I'm guessing you are using System.Timer? You could design you own timer system I'm thinking something like

TimerComponent { float value }
TimerActive{}  
TimerEnded{}  

an ExecuteSystem that substract the deltatime from the active timer value, then you can do e.isTimerEnded=true; when <=0

Then a reactive system for TimerEnded.Added() will get you the timers that are finished.

atkdefender commented 2 years ago

If you remove the component, then at this point the entity should still be present but without the TimerComponent. Your current filter makes it that you never have anything in the Execute method. If you change the filter to always return true, then you'll get the entity in the Execute method. But yeah, if the timer is in that component, then you can't access it.

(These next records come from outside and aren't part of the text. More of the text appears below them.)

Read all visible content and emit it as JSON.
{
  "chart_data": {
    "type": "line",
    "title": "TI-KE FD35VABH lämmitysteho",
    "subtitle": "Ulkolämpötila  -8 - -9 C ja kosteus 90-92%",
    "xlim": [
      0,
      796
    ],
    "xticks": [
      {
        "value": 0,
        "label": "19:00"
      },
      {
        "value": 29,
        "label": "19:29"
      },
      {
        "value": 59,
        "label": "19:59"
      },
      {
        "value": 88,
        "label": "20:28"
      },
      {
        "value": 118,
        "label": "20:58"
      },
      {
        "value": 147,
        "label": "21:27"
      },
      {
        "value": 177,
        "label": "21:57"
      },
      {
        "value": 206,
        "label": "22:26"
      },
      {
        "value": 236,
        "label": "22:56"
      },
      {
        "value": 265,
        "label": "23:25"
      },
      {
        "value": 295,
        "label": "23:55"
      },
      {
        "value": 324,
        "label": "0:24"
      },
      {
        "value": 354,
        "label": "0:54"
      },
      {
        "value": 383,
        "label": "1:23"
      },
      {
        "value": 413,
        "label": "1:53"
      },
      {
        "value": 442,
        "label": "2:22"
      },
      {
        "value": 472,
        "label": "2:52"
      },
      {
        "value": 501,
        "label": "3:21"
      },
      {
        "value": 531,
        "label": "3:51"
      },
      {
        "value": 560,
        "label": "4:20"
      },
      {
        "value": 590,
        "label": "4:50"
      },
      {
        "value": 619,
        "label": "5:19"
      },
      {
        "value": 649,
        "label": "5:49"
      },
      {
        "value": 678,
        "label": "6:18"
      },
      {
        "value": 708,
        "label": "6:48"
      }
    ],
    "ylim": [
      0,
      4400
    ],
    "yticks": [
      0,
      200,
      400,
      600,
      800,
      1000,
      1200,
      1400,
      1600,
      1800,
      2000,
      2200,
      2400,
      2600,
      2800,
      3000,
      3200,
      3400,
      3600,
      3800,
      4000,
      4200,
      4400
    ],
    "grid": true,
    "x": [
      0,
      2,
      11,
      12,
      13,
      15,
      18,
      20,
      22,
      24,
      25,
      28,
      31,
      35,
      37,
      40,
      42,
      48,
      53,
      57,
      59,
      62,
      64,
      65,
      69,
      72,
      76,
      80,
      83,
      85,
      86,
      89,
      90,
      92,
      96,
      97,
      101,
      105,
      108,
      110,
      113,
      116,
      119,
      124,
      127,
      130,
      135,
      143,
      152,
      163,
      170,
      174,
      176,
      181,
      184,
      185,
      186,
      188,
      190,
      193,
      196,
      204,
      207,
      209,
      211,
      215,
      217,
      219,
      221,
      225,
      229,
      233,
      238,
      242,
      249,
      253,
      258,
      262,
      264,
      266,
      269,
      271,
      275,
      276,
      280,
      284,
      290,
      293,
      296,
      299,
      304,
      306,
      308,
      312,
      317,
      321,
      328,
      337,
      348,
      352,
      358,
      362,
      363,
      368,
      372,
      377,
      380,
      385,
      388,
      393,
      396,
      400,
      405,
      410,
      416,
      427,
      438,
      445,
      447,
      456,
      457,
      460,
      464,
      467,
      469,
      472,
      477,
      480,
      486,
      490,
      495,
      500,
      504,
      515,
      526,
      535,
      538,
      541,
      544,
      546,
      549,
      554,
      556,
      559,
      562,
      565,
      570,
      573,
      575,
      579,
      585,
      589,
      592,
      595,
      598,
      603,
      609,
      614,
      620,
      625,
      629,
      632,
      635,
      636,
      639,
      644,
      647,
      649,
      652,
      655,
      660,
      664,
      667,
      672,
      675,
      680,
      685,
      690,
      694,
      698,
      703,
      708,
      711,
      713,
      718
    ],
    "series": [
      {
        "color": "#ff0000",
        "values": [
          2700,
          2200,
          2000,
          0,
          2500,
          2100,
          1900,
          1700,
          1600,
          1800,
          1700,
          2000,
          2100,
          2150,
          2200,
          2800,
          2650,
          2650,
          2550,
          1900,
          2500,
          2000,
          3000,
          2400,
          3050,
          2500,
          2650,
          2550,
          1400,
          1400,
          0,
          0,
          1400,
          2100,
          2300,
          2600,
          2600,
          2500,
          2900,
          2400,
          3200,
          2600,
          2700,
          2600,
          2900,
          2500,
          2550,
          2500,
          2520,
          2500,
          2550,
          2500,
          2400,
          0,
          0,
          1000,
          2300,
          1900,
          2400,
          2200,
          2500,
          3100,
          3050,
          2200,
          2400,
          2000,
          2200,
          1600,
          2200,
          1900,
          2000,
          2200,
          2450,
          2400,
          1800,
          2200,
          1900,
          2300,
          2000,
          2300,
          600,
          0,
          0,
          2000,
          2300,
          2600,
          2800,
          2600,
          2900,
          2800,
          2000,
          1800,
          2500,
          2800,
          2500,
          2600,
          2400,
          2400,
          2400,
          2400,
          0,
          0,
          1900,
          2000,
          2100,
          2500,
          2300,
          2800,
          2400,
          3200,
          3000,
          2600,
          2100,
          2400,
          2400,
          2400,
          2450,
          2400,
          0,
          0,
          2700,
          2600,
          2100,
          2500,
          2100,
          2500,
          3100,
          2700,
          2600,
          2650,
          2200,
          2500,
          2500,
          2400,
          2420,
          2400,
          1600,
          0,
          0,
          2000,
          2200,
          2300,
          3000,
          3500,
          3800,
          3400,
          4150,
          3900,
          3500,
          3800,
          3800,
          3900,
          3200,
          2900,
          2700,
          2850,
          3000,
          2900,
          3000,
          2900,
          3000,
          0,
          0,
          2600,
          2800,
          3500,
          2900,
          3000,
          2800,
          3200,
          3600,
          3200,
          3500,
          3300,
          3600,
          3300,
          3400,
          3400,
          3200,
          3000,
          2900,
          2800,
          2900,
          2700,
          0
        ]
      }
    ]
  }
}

I'm guessing you are using System.Timer? You could design you own timer system I'm thinking something like

TimerComponent { float value }
TimerActive{}  
TimerEnded{}  

an ExecuteSystem that substract the deltatime from the active timer value, then you can do e.isTimerEnded=true; when <=0

Then a reactive system for TimerEnded.Added() will get you the timers that are finished.

I'm using Dotween's Sequence as timer actually. Reactive system can't get in the moment just before component remove, so I can't get the timer_value. ExecuteSystem is the good way. If Entitas has something like ~ClassName, that will be great.